At first I thought what any normal person in my position would think, namely, that I’d unearthed a forgotten back yard treasure. However, panic set in when I poked the stuff with my trowel and noticed a crumbly-looking, pale-ish, fibrous kind of material.
Once again, I thought what any sane person in my situation would think. Namely, “Oh my God, what if I’ve just inhaled asbestos fibres!?”’
My first step was to look it up on the web, hence my extensive knowledge of asbestos disposal treatment from all of five minutes’ worth of checking the web. That’s how I unearthed (see what I did there?) the information presented to you previously.
I quickly calmed down when I realised that my chances of contracting a long-term asbestos-related disease were greatly reduced. I ‘breathed a sigh of relief’ (did it again). But what to do?
First, I had to dispose of that toxic waste. And did I have the solution!
I am the proud owner of the genuine Warsaw Pact-era gas mask that you see in the photo — if anyone can identify the make or model I’d be very grateful. It’s proudly displayed on top of our DVD shelf, ready for use at a moment’s notice for when the Huns pre-empt their major summer offensive with a chlorine gas artillery bombardment.
I know it works because I previously used the gas mask in a potentially lethal field trial. A flatmate had adopted a stray kitten and while the cat was dearly loved, its cat box rarely received adequate human attention. Instead, the flatmate simply kept piling more kitty litter on top the old stuff. Sure enough, the cat litter box reached the critical overflow point, and yours truly somehow got suckered into changing the whole thing.
I vaguely recall the decision to volunteer me was made after the contents of the cat box were disturbed in an attempted clean out, whereupon the intensely choking smell of cat urine drove everyone from the room. I kid you not, my flatmate was dry reaching (either that or it was part of a convincing act to get me to do the dirty work). Then I struck upon the idea of using my gas mask and, would you believe, I was then leisurely able to go about my business.
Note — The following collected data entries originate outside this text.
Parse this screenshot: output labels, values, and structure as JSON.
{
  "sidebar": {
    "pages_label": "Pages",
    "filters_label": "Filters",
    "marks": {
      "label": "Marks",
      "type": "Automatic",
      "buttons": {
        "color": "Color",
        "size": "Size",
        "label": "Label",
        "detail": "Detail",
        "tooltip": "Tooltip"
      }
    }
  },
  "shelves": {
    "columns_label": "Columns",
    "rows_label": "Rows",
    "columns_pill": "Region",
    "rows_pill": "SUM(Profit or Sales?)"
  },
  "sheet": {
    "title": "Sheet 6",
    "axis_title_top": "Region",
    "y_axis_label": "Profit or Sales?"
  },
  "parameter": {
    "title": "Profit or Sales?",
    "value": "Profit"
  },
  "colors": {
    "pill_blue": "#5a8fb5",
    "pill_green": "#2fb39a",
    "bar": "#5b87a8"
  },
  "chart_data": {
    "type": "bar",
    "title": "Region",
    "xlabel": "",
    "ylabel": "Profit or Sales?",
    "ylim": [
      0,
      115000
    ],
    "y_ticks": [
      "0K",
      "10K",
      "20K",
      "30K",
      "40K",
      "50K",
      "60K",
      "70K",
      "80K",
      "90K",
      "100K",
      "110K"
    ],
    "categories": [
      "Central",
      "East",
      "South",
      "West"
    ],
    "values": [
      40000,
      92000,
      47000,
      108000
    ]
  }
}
Another time, I went to this party which I was told was full fancy dress. I dressed up in every piece of military attire I could find and just before knocking on the door I put on my gas mask. The door was opened by a very surprised looking host who, after recovering from the astonishment that comes from opening the door and being greeted by a strange man in a camouflage uniform and gas mask, conceded that actually no, it wasn’t really a fancy dress party.
So yes, I was totally that guy at a non-fancy dress party. In a gas mask.
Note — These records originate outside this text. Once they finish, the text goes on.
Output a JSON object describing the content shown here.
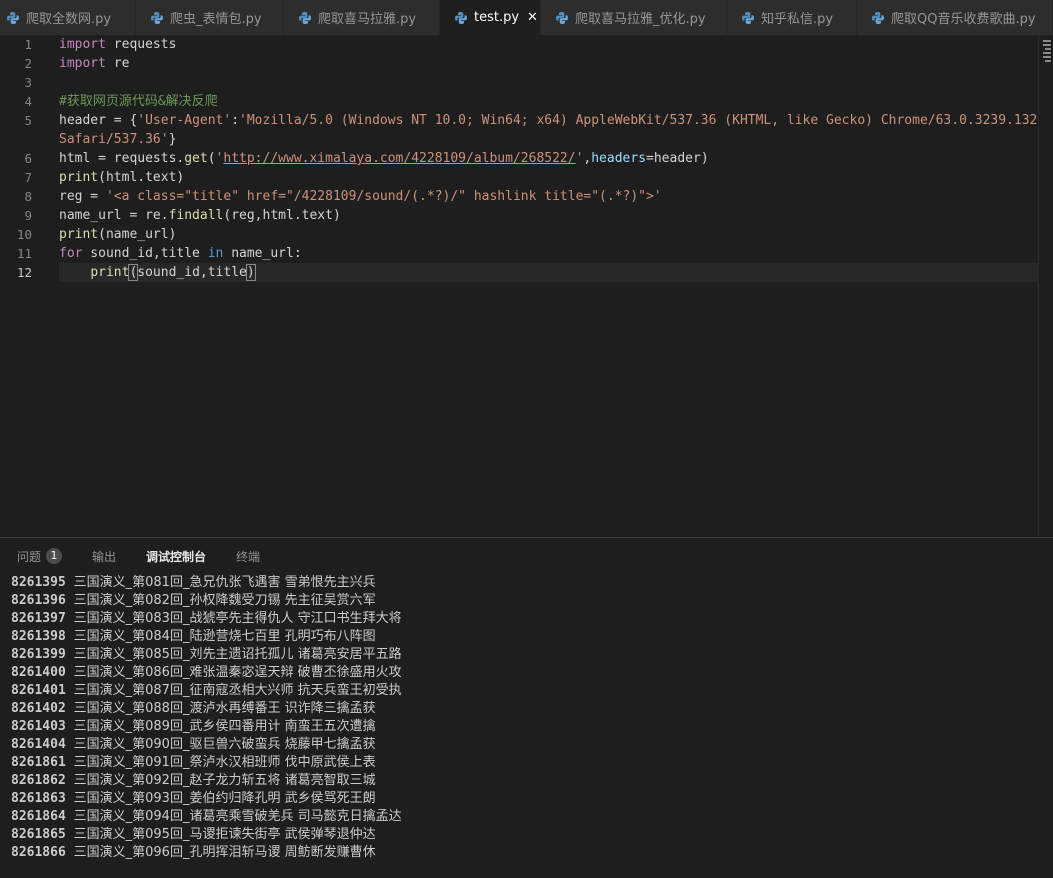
{
  "tabs": [
    {
      "label": "爬取全数网.py",
      "active": false
    },
    {
      "label": "爬虫_表情包.py",
      "active": false
    },
    {
      "label": "爬取喜马拉雅.py",
      "active": false
    },
    {
      "label": "test.py",
      "active": true
    },
    {
      "label": "爬取喜马拉雅_优化.py",
      "active": false
    },
    {
      "label": "知乎私信.py",
      "active": false
    },
    {
      "label": "爬取QQ音乐收费歌曲.py",
      "active": false
    }
  ],
  "editor": {
    "line_numbers": [
      "1",
      "2",
      "3",
      "4",
      "5",
      "",
      "6",
      "7",
      "8",
      "9",
      "10",
      "11",
      "12"
    ],
    "code": {
      "l1_kw": "import",
      "l1_rest": " requests",
      "l2_kw": "import",
      "l2_rest": " re",
      "l4_comment": "#获取网页源代码&解决反爬",
      "l5_a": "header = {",
      "l5_s1": "'User-Agent'",
      "l5_b": ":",
      "l5_s2": "'Mozilla/5.0 (Windows NT 10.0; Win64; x64) AppleWebKit/537.36 (KHTML, like Gecko) Chrome/63.0.3239.132",
      "l5w_s": "Safari/537.36'",
      "l5w_b": "}",
      "l6_a": "html = requests.",
      "l6_fn": "get",
      "l6_b": "(",
      "l6_q1": "'",
      "l6_url": "http://www.ximalaya.com/4228109/album/268522/",
      "l6_q2": "'",
      "l6_c": ",",
      "l6_param": "headers",
      "l6_d": "=header)",
      "l7_fn": "print",
      "l7_rest": "(html.text)",
      "l8_a": "reg = ",
      "l8_s": "'<a class=\"title\" href=\"/4228109/sound/(.*?)/\" hashlink title=\"(.*?)\">'",
      "l9_a": "name_url = re.",
      "l9_fn": "findall",
      "l9_rest": "(reg,html.text)",
      "l10_fn": "print",
      "l10_rest": "(name_url)",
      "l11_kw": "for",
      "l11_a": " sound_id,title ",
      "l11_in": "in",
      "l11_b": " name_url:",
      "l12_indent": "    ",
      "l12_fn": "print",
      "l12_open": "(",
      "l12_mid": "sound_id,title",
      "l12_close": ")"
    }
  },
  "panel": {
    "tabs": [
      {
        "label": "问题",
        "badge": "1"
      },
      {
        "label": "输出"
      },
      {
        "label": "调试控制台",
        "active": true
      },
      {
        "label": "终端"
      }
    ],
    "output": [
      {
        "id": "8261395",
        "text": "三国演义_第081回_急兄仇张飞遇害 雪弟恨先主兴兵"
      },
      {
        "id": "8261396",
        "text": "三国演义_第082回_孙权降魏受刀锡 先主征吴赏六军"
      },
      {
        "id": "8261397",
        "text": "三国演义_第083回_战猇亭先主得仇人 守江口书生拜大将"
      },
      {
        "id": "8261398",
        "text": "三国演义_第084回_陆逊营烧七百里 孔明巧布八阵图"
      },
      {
        "id": "8261399",
        "text": "三国演义_第085回_刘先主遗诏托孤儿 诸葛亮安居平五路"
      },
      {
        "id": "8261400",
        "text": "三国演义_第086回_难张温秦宓逞天辩 破曹丕徐盛用火攻"
      },
      {
        "id": "8261401",
        "text": "三国演义_第087回_征南寇丞相大兴师 抗天兵蛮王初受执"
      },
      {
        "id": "8261402",
        "text": "三国演义_第088回_渡泸水再缚番王 识诈降三擒孟获"
      },
      {
        "id": "8261403",
        "text": "三国演义_第089回_武乡侯四番用计 南蛮王五次遭擒"
      },
      {
        "id": "8261404",
        "text": "三国演义_第090回_驱巨兽六破蛮兵 烧藤甲七擒孟获"
      },
      {
        "id": "8261861",
        "text": "三国演义_第091回_祭泸水汉相班师 伐中原武侯上表"
      },
      {
        "id": "8261862",
        "text": "三国演义_第092回_赵子龙力斩五将 诸葛亮智取三城"
      },
      {
        "id": "8261863",
        "text": "三国演义_第093回_姜伯约归降孔明 武乡侯骂死王朗"
      },
      {
        "id": "8261864",
        "text": "三国演义_第094回_诸葛亮乘雪破羌兵 司马懿克日擒孟达"
      },
      {
        "id": "8261865",
        "text": "三国演义_第095回_马谡拒谏失街亭 武侯弹琴退仲达"
      },
      {
        "id": "8261866",
        "text": "三国演义_第096回_孔明挥泪斩马谡 周鲂断发赚曹休"
      }
    ]
  },
  "colors": {
    "python_icon": "#4f8fc3",
    "background": "#1e1e1e"
  }
}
As I was saying, I had to dispose of the asbestos buried in the back yard. Apparently you’re supposed to keep the stuff wet to prevent it from getting powdery. So I got out the hose and sprinkled the area with water. However, I was still ultra-paranoid — asbestos can do nasty things to your skin — so for added protection I put on this immensely thick pair of industrial-style gloves. Then I carefully shovelled the stuff (I reckon there was less than half a kilo) into a rubbish bag and tied it securely.
But, I thought, somewhat irrationally… what if I’d still inadvertently inhaled some fibres?
That’s when I had an equally irrational thought. Welsh men’s choirs are renowned for their energy and power (this will make sense in a moment) and, while I have no idea if the following is true, I was once told that the tradition began amongst miners who would intentionally sing their hearts out on their way home from a shift in an effort to expel coal dust from their lungs. Go figure…
So I thought, “I know!” I’ll go for a run and that’ll have the same effect. Even better, given how unfit I am there would be no shortage of heaving, spluttering, huffing and puffing.
So that explains what's going on in this photo
That, and the only true way to do your gardening is in your Iron Maiden shirt.